The entire collection is scanned and online.
What's in the entire collection?
The University of Pittsburgh Library System (ULS) owns and curates the largest collection of Japanese color woodblock prints depicting the Noh theatre created by the artist Tsukioka Kōgyo (1869-1927) held outside of Japan. The four sets comprise Nōgaku zue 能樂圖繪, or Pictures of Noh; Nōgaku hyakuban 能楽百番, or Prints of One Hundred Noh Plays; Nōga taikan 能画大鑑, or A Great Collection of Prints of Noh Plays; and Kyōgen gojūban 狂言五十番, or Fifty Kyōgen Plays.
About each Kōgyo series
Nōgaku zue was originally published in Tokyo during the Meiji Era, 1897-1902. The series comprises five volumes of 261 prints inspired by the plays of classical Japanese noh theatre. The Library System's Nōgaku zue is protected by a silk wrap-around chitsu (chemise) and stored in archival boxes. Each volume is of equal size and thickness and bound in the manner of traditional Japanese orihon, or folding scrolls. Each volume contains fifty-two or fifty-three full-page, multi-colored woodblock prints of noh (also spelled: nō, nô) theatre subjects.
Nōgaku hyakuban was published in Tokyo between 1922-1926. The Nōgaku hyakuban prints are dramatically different from those in the Nōgaku zue. Here Kōgyo focused on the shite, that is, the main actor, and, for the most part, excluded other actors. The prints were originally sold as a monthly series in envelopes with three prints each. The Library owns a envelop donated by Professors Emeriti Richard and Mae Smethurst.

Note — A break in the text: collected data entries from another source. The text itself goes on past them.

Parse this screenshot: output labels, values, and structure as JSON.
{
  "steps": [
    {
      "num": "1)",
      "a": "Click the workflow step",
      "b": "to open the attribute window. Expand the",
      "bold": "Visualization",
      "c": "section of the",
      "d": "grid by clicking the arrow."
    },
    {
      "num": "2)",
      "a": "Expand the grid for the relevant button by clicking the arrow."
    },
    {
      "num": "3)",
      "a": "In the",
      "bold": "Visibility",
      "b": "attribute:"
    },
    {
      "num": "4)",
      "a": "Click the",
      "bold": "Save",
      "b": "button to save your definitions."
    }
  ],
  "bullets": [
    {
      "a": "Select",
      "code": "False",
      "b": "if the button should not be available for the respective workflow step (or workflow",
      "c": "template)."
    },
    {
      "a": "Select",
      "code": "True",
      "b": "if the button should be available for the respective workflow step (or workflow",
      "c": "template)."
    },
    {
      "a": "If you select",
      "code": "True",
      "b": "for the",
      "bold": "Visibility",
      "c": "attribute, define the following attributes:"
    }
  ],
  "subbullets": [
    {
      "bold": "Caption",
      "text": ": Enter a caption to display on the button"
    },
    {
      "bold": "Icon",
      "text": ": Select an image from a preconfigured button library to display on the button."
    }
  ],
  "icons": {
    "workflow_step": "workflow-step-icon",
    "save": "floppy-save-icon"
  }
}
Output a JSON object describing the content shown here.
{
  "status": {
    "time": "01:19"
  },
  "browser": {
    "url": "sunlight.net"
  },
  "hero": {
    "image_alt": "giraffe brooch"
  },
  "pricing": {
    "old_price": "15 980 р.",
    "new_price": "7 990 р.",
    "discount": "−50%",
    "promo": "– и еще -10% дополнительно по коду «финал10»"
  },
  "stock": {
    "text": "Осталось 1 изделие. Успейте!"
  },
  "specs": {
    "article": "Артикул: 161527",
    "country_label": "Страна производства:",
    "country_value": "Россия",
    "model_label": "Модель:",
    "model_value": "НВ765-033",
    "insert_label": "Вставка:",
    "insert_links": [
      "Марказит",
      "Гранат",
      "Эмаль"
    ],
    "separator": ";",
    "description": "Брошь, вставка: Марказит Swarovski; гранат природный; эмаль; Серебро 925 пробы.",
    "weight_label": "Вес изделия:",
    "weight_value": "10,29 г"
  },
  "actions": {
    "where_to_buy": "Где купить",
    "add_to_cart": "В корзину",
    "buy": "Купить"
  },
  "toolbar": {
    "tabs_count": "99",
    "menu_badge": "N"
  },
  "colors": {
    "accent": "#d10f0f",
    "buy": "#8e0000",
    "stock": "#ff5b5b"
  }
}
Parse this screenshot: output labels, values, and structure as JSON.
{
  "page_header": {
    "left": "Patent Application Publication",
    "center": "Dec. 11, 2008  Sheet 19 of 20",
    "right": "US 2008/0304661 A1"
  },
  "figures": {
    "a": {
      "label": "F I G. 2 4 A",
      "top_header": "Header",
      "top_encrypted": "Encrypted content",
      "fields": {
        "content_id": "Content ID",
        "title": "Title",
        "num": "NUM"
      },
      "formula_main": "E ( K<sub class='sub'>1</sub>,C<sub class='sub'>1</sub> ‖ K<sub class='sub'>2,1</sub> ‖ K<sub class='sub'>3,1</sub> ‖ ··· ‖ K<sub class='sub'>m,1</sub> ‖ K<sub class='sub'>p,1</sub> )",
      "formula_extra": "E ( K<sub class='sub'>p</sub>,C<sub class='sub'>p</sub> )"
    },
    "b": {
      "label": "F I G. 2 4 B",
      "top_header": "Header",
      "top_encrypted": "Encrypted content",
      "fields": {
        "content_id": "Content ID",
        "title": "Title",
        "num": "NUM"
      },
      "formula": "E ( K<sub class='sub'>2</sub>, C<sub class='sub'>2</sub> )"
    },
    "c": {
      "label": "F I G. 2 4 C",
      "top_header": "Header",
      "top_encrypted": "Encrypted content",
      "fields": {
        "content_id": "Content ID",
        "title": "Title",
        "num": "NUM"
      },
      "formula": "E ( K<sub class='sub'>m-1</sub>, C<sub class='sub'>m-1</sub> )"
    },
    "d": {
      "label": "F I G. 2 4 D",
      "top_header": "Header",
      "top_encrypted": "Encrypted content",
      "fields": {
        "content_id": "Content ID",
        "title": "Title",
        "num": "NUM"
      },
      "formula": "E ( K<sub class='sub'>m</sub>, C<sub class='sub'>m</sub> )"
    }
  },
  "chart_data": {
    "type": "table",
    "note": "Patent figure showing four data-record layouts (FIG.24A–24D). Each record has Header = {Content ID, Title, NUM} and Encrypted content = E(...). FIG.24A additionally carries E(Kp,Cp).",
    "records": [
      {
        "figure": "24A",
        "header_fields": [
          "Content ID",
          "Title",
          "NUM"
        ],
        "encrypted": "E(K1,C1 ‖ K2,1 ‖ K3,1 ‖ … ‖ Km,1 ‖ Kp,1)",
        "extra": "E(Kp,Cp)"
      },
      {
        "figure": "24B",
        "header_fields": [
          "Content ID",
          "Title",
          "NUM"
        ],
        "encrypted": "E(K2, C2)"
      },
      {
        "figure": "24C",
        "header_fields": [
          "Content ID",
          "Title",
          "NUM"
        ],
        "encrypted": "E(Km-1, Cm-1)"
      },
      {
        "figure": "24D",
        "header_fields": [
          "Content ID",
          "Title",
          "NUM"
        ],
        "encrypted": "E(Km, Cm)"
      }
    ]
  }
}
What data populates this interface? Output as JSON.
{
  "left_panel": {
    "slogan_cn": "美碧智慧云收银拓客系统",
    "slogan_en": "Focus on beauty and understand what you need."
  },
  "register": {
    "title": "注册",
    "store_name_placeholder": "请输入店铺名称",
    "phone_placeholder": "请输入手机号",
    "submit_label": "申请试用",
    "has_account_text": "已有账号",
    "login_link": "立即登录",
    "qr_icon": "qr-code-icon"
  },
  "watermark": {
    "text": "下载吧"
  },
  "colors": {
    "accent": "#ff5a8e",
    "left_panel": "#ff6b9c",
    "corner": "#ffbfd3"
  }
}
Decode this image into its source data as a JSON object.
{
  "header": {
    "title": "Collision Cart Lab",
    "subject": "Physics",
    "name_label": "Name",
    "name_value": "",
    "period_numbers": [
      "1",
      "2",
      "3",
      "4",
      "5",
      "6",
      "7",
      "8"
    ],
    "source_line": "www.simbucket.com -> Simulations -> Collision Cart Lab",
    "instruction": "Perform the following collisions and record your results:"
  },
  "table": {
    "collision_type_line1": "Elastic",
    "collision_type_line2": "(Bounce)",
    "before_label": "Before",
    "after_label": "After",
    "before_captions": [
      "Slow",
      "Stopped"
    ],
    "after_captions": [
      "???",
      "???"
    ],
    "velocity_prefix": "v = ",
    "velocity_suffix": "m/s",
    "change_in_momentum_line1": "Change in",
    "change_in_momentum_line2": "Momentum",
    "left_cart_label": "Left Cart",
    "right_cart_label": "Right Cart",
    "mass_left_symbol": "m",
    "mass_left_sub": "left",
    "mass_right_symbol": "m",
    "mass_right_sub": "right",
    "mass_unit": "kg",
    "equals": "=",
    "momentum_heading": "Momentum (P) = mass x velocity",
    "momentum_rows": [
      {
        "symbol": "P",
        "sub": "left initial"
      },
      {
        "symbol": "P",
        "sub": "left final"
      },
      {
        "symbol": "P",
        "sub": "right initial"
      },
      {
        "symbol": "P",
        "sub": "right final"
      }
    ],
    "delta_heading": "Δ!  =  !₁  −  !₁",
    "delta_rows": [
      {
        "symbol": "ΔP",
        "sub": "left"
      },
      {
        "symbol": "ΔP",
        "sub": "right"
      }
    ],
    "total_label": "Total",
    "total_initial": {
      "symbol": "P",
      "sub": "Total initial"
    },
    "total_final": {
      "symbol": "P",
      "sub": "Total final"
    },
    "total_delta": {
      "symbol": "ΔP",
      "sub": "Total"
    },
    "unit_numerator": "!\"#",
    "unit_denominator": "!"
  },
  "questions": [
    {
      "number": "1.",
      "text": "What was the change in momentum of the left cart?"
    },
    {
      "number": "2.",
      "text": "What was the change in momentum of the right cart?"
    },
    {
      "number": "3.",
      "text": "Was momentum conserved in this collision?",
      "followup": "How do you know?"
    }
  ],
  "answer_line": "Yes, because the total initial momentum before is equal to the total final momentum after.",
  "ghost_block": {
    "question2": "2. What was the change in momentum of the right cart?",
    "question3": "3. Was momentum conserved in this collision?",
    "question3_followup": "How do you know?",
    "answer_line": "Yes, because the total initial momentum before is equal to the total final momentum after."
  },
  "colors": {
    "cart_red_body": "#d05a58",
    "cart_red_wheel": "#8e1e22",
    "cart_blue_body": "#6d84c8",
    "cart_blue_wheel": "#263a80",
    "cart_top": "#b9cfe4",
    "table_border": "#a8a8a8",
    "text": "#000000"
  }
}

Nōga Taikan was published in Tokyo between 1925 and 1930. The original designs for Volumes 2 through 5 were drawn by Kōgyo, but the drawings for twenty-four of the prints in Volume 1 were created after Kōgyo’s death by Matsuno Sōfū, Kōgyo’s very talented protégé. Each print is a scene from the noh play represented, similar to the same scene as it appeared on stage. Of Kōgyo’s three sets of noh prints, the Nōga Taikan prints seem to show the plays more accurately than either Nōgaku zue or Nōgaku hyakuban. The series contains 200 prints with synopses of noh play.
Kyōgen gojūban was published in Tokyo in 1927. It is an album of 50 prints inspired by kyōgen theatre, the comedic counterpart to noh, by Kōgyo and his daughter, Tsukioka Gyokusei (1908-2009). The Library's Kyōgen gojūban is bound as one volume in folding album-format, which is the manner of traditional Japanese orihon, or folding scrolls. It is protected by a linen wrap-around chitsu (chemise), probably made more recently than the album itself. This album of color woodblock prints is similar to, but not exactly like, the bound volumes of Kōgyo’s Nōgaku zue.